I found myself giving a mini-lecture to some relatives over Thanksgiving about SSD and multi-core, and how well they are suited to each other.
The latest SSD drives do an enormous number of io/s, and they can move >200MB/sec. On every count, this is way better than hard drives.
So that brings me to decoding images, and how multi-core (think 8-16 cores) CPUs will work. For images, you can do two things with a lot of cores: improve latency (load a single image faster), or improve throughput (process a whole lot of images at once).
To make things difficult, let's talk about 20MB raw files. You just shot 1000 of them (20GB!) Today's regular hard drive and 4-core CPU are pretty evenly matched, but very slow: you'll probably spin a CPU for a second or two per image, and you'll have to be careful about scheduling disk traffic to maximize throughput: 4 threads banging on a disk will seek too much and make you disk-bound. You can do it, but it's very tricky.
Now let's give ourselves a 200MB/sec drive, infinite seeks, and 16 cores. Split the work any way you like and you'll come out okay. Normal hard drives (short of a 16-way RAID) won't work. Using conventional disks, you'd have way more CPU than disk.

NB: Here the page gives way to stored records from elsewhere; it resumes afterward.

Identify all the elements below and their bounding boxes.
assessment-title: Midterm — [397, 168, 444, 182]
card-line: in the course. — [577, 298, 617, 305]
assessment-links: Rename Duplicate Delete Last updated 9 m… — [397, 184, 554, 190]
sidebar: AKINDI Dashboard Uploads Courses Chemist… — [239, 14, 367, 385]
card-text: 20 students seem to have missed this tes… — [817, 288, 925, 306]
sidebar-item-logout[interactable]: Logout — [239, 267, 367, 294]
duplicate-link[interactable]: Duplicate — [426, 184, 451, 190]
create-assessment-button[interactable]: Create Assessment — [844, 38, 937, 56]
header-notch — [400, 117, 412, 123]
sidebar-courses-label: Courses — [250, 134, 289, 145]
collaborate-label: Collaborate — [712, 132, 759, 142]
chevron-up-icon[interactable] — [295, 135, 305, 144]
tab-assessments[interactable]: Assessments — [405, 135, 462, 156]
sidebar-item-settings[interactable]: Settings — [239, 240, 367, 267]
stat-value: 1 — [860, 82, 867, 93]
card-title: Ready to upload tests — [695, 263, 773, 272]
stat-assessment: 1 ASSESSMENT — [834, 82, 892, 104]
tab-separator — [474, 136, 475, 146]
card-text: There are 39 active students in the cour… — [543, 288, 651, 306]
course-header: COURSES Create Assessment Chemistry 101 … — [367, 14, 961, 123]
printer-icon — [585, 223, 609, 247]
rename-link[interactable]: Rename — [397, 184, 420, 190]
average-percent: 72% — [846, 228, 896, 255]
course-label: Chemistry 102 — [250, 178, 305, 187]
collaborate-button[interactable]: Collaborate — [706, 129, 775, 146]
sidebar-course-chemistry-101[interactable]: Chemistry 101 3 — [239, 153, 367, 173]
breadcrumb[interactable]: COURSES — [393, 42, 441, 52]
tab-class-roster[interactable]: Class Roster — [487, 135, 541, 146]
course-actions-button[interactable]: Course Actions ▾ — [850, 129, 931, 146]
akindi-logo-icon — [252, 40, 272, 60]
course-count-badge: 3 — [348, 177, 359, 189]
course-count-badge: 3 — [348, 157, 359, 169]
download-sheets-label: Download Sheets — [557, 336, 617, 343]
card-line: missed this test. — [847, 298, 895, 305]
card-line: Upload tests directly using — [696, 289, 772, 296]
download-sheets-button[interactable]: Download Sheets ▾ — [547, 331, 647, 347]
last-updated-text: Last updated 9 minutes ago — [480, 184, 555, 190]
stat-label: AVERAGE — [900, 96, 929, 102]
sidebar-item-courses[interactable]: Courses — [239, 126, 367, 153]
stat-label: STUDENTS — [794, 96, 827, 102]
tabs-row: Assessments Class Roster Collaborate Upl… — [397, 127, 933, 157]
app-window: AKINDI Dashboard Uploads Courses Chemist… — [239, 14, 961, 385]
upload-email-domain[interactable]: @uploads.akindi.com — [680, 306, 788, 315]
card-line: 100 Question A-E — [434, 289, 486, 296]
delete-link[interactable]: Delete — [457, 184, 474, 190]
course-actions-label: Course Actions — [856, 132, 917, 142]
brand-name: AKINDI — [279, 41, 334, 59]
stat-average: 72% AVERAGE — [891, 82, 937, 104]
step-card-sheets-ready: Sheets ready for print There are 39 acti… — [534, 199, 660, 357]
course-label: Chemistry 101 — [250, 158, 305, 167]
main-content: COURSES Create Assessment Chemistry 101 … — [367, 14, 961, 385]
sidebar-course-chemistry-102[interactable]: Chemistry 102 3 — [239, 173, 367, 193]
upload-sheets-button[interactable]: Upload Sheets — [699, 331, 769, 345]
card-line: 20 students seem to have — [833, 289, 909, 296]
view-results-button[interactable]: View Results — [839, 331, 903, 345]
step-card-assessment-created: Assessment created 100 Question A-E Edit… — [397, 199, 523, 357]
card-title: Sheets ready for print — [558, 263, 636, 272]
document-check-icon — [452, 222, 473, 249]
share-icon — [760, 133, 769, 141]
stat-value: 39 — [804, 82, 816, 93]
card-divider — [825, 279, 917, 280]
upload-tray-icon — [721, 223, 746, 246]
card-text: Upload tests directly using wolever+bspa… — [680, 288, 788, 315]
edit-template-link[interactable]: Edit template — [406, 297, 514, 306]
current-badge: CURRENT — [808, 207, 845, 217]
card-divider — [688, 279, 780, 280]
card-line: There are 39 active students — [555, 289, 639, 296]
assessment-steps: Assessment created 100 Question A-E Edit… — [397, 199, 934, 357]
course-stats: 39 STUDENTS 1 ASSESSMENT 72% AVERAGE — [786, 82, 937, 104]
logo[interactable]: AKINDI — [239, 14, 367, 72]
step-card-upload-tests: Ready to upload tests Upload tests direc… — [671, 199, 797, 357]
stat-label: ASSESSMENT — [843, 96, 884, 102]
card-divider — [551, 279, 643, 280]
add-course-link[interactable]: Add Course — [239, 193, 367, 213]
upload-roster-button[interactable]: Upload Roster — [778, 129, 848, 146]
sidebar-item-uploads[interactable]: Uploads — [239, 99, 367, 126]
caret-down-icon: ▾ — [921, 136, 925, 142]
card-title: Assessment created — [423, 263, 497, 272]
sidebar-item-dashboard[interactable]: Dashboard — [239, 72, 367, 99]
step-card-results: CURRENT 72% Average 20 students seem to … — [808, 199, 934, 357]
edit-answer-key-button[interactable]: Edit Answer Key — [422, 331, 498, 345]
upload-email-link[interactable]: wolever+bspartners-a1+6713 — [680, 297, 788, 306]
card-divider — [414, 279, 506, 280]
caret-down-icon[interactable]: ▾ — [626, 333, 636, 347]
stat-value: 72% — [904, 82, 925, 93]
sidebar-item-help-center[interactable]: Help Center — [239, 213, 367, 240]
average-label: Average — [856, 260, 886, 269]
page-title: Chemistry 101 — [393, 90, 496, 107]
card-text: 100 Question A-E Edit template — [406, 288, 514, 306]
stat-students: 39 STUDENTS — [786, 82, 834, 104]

This is why I think SSD has to be disruptive at this point in the evolution of computers. In addition to power usage and size, a multi-core CPU simply requires way too much intelligence in your disk controller to let 4-16 threads with different goals share a disk. Even for bandwidth-intensive operations like image decoding, conventional disk has become the bottleneck. SSD and multi-core together are the perfect technology partners.
Anyway, back to decoding images: a typical 20MB raw file is compressed using a Huffman compressor, in one big stream. If your goal is to reduce latency, this is a bad choice, because most people will implement this using a single CPU. If you're making a new file format, put some natural blocking in, please. Doing the lossless portion of JPEG or raw decoding (Huffman) is often the #1 bottleneck in modern decoders. It's branch-heavy, and it's hard to parallelize.
But can you make a parallel Huffman decoder? I believe it's possible, because you can seek to the middle of a set of bytes and re-synchronize with the bitstream (it's a static table, not dynamic). There don't seem to be any simple implementations of this. Even Intel's IPP is slower than a good C implementation.
I think: linear scaling across cores is possible for Huffman decoding, and that the entirety of JPEG and raw decoding is also linearly scalable.
Does anyone know how in-camera DSP approaches this problem? A camera that shoots 10fps must have some pretty nice parallel magic.